Other Ways to Save Money on Fuel
Some trips and driving miles are necessary. While car owners could limit their driving to lower their fuel costs, other bad habits also drive the need for more fuel. Here are a few tips to increase fuel efficiency and endure fewer trips to the pump:
- Don’t idle unnecessarily. Yes, vehicles idle at stop lights. However, some drivers sit with their engines on and check their email. Don’t idle unnecessarily; it just wastes fuel. In addition, more modern vehicles often include an automatic stop/start option that allows the engine to turn off when the car idles at a light. This simple feature could help fuel efficiency.
- Check the tires. Low tire pressure actually can put a dent on fuel efficiency. Check the tire pressure and make sure tires are rotated regularly. Schedule tire rotations during routine oil changes.
- Change the oil. Don’t wait to schedule that oil change. Lack of maintenance also can decrease fuel efficiency. Pay attention to the mileage and schedule necessary oil changes.
- Don’t add weight. Sometimes towing or carrying extra weight is inevitable, but other times it’s a choice. Towing that boat to the lake will decrease fuel efficiency and cost more in gas money. Is the trip worth the fuel?
- Don’t speed. Traveling at higher speeds requires more fuel. Stick to the speed limit.
- Choose the highway. Standard vehicles offer better fuel efficiency for highway driving. However, many hybrids provide better gas mileage in the city. If the vehicle favors fuel (and isn’t a hybrid), choose the highway when possible.
Should Consumers Invest in Electric
When fuel costs are high, consumers might start feeling electrified by the potential savings of electric vehicles. While it’s true that driving these vehicles lets owners skip the pump, electric vehicles are powered by a battery that’s charged by electricity.
While fuel pumps are plentiful, charging stations aren’t so common in all areas. Car owners might want to invest in a level 2 charging station to ensure that they can fully charge their electric vehicle overnight at home. In addition, they might need to plot out any long trips to account for charging needs.

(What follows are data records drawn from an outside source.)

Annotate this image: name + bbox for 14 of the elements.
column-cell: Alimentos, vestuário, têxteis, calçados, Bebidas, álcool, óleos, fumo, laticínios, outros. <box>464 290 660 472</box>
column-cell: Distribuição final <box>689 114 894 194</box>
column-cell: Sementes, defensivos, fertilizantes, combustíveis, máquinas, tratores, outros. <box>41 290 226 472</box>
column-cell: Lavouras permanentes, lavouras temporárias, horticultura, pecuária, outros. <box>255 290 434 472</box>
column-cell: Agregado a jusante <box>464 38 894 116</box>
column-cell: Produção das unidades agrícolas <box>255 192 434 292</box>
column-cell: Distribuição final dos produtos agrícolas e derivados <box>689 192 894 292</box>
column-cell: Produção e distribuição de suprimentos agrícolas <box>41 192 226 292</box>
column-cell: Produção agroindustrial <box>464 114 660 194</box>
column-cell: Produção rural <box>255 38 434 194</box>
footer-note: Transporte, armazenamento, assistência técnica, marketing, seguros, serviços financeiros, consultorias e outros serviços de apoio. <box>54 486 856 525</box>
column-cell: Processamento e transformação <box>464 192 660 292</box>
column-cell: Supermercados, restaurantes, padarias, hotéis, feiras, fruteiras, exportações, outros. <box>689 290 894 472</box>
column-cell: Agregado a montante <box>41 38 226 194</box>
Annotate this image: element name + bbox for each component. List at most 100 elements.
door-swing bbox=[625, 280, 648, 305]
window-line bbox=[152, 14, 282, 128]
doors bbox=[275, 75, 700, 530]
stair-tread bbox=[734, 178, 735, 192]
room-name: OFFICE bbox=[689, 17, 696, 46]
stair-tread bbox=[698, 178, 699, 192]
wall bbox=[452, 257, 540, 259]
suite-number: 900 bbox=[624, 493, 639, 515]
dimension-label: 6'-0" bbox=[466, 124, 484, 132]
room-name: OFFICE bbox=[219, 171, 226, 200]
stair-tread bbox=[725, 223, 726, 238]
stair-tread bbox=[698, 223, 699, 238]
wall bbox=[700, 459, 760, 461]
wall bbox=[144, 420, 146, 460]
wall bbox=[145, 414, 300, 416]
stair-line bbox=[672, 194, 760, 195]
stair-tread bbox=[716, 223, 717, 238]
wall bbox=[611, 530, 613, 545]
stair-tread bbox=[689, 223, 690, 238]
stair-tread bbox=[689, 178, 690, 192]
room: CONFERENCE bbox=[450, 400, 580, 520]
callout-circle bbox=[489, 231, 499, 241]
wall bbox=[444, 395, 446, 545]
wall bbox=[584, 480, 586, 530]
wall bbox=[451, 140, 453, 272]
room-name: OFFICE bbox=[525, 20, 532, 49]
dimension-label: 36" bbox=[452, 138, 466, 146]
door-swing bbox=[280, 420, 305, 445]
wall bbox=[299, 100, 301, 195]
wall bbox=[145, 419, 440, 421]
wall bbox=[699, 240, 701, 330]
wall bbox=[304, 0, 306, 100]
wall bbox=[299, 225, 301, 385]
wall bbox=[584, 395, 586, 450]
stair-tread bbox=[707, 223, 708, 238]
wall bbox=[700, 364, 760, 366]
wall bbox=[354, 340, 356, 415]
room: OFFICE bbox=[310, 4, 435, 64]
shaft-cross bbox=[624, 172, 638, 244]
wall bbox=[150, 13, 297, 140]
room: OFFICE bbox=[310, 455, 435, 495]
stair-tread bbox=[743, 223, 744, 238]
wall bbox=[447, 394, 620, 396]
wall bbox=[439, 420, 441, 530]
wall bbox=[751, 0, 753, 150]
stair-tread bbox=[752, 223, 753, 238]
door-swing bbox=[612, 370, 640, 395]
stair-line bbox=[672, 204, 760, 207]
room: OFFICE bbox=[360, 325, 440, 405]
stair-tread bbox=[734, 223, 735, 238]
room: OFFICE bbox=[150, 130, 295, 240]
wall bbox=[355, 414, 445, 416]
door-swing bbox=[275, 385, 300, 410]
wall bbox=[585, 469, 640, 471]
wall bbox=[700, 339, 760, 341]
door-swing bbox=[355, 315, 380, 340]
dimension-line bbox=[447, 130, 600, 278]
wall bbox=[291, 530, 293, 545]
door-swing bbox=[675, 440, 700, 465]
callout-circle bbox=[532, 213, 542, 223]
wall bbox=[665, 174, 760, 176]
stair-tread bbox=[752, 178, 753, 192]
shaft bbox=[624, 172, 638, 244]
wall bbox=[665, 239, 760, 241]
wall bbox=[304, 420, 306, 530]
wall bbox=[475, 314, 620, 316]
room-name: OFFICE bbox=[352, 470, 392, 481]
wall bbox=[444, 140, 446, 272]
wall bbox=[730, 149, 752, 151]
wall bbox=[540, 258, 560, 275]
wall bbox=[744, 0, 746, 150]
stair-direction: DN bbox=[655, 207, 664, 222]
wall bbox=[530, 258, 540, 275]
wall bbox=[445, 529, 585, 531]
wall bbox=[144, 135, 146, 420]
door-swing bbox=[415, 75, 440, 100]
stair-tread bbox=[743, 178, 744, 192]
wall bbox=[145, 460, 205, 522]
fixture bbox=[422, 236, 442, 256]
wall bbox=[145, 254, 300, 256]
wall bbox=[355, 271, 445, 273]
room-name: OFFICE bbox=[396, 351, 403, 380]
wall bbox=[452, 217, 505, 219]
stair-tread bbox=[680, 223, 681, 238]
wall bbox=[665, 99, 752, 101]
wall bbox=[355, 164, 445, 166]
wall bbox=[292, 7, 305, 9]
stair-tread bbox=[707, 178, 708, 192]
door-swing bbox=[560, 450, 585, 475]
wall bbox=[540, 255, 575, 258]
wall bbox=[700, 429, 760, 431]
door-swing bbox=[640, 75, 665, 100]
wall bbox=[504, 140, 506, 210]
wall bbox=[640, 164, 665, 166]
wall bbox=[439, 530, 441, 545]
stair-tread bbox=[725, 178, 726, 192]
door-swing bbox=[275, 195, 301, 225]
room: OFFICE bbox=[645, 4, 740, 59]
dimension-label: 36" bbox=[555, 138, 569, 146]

For some consumers, the price of a new electric vehicle also could be beyond their price range. The least expensive electric model on the market is the Nissan Leaf, which starts at $27,400; Business Insider reports that it’s also still eligible for a tax credit.
The Many Advantages of Decreasing the Drive
The biggest advantage of limiting car usage is the savings related to fuel costs. Less driving means fewer visits to the gas station. In addition, car owners will put fewer miles on their vehicle; the car also will endure less wear and tear. There also could be benefits related to insurance costs, but car owners will need to reach out to their provider.
Car owners might not think about the eco-benefits related to decreased vehicle use. Yet, every time an individual walks or bikes instead of turning the ignition on their car, they can help decrease their impact on the environment.